А Кульков уже катил дальше, налетая на Панова Давыдку, на Анчурку Кудеярову, на Феню, тонко и пошло намекая ей на ее молодость.

Затем он забежал за Маркелом Быковым, и они скрылись вместе в избе Никиты Гурьянова.

– Замучили мужика, – прогнусил Маркел, переступив порог, низко кланяясь всем. – В дырку его загнали. За Ильей Максимовичем, баю, надо послать. И идти с правительством по одной дороге, – добавил, повторяя слова Плакущева, – и вилы в бок воткнуть, чтобы оно крякнуло и не поднялось.

Петр Кульков внимательно и одобрительно посмотрел на него, сказал:

– Таких бы нам побольше – мы мир бы завоевали. Только ты потише, Маркел Петрович: уши кругом. А за Плакущевым пошлем. Напирают на нас. На Бурдяшке особо. Что там делается! Ой!

– Посылайте, – Илья Гурьянов брезгливо поморщился. – Только ведь он такой: как что – тормоз-даст. Всю революцию на тормозах едет.

– Пошлите, пошлите за Ильей Максимычем, – посоветовал с печки, грея живот, тоскуя по пахоте, Никита. – Пошлите, а то сноровки у нас нет той, а он сорок лет селом крутил – вот что. И советской власти не трогайте: она землю нам дала. Забыли? Уговорить ее надо, а не с вилами. Пырякие какие, – неожиданно, удивляя всех, закончил он.

Плакущев нарочному ответил:

– Я руки умываю в этом деле. Решайте: головы сами имеете. – И укатил в Полдомасово набирать там новую партию скупщиков лошадей, а в Широкий Буерак послал юродивого монаха.

Юродивый монах, подвесив на шею три истасканные желтоватые луковицы, въехал в село верхом на палочке, крича во всю глотку:

– Горько ешьте, кисло пейте, как Христос велел! – и пошел по селу, толкаясь среди мужиков, прислушиваясь, вставляя в разговор: – Ехал Митька на бочке, ему попались кочки, он думал – гора, хвать – коровьи рога.

– Чего это он? – спрашивали бабы, а мужики сторонились.

– А то, – пояснил Кульков, с подчеркнутой угодливостью ухаживая за юродивым. – Дескать, кругом коровьи рога, а мы силу такую имеем и боимся. На кого Илью Никитича сменяли?… На Шлёнку?… Где он – царь наш Шлёнка?…
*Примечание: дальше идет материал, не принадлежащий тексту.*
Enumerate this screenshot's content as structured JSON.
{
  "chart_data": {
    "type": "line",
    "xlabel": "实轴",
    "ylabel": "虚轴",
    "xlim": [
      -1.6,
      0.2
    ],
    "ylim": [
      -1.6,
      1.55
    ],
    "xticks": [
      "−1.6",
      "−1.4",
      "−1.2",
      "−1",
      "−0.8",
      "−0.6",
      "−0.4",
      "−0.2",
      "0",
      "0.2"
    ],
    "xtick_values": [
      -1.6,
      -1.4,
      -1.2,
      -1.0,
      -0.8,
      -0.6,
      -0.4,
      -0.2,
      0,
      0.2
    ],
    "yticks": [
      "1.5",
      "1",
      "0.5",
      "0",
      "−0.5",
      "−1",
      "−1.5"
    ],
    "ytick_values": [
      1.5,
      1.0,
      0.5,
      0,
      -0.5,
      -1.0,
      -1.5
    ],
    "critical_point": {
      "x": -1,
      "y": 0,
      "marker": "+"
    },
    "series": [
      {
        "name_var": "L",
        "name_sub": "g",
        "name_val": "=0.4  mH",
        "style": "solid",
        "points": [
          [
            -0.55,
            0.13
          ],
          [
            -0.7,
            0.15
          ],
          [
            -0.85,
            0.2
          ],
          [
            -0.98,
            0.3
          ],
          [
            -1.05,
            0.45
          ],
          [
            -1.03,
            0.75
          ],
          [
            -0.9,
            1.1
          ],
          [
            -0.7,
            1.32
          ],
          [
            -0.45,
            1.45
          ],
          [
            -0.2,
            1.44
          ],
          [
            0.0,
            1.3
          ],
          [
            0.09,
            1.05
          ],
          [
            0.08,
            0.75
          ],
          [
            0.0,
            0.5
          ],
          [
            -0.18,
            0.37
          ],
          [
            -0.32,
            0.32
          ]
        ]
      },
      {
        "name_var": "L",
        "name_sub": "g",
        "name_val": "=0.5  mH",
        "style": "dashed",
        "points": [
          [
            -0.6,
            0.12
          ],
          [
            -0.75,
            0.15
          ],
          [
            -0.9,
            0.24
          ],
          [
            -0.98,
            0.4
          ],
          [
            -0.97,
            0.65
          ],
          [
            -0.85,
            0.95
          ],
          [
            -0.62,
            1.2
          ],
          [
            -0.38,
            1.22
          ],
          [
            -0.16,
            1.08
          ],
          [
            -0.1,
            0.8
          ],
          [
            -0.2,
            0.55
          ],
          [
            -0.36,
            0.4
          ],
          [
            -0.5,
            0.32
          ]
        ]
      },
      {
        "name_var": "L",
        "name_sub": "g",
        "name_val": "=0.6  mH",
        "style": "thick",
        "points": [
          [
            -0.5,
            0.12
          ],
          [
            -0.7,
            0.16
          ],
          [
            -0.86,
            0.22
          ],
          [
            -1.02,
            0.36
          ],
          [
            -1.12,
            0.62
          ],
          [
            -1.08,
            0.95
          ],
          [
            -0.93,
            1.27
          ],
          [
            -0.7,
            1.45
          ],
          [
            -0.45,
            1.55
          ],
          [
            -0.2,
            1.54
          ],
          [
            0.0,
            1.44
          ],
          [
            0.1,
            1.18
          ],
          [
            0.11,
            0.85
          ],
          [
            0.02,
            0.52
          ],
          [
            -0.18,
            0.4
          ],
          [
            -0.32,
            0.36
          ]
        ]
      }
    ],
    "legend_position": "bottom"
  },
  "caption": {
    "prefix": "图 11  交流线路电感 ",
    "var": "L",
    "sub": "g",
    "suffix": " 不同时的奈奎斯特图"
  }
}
– А он муть поднял… на Бурдяшке, – заговорил Митька Спирин, польщенный тем, что сегодня и его пригласили к Илье Гурьянову. – Там… войско свое бесштанное собирает, – добавил, обжигаясь горячим чаем.

– А ты что не там? – с досадой прогнусил Маркел. – Чего ты?

– В обиде я… Никита вон Семеныч, – он повернулся лицом к печке, с которой свисала нечесаная голова Никиты. – Никита Семеныч подсобы не дал: на базар – и то не подвез… мешок до базару на себе пришлось переть.

– Экий! Нашел час обиду иметь. Ты ступай, крути там… ты там свой. Скажи – пахать землю им не будем. Вот и посидят.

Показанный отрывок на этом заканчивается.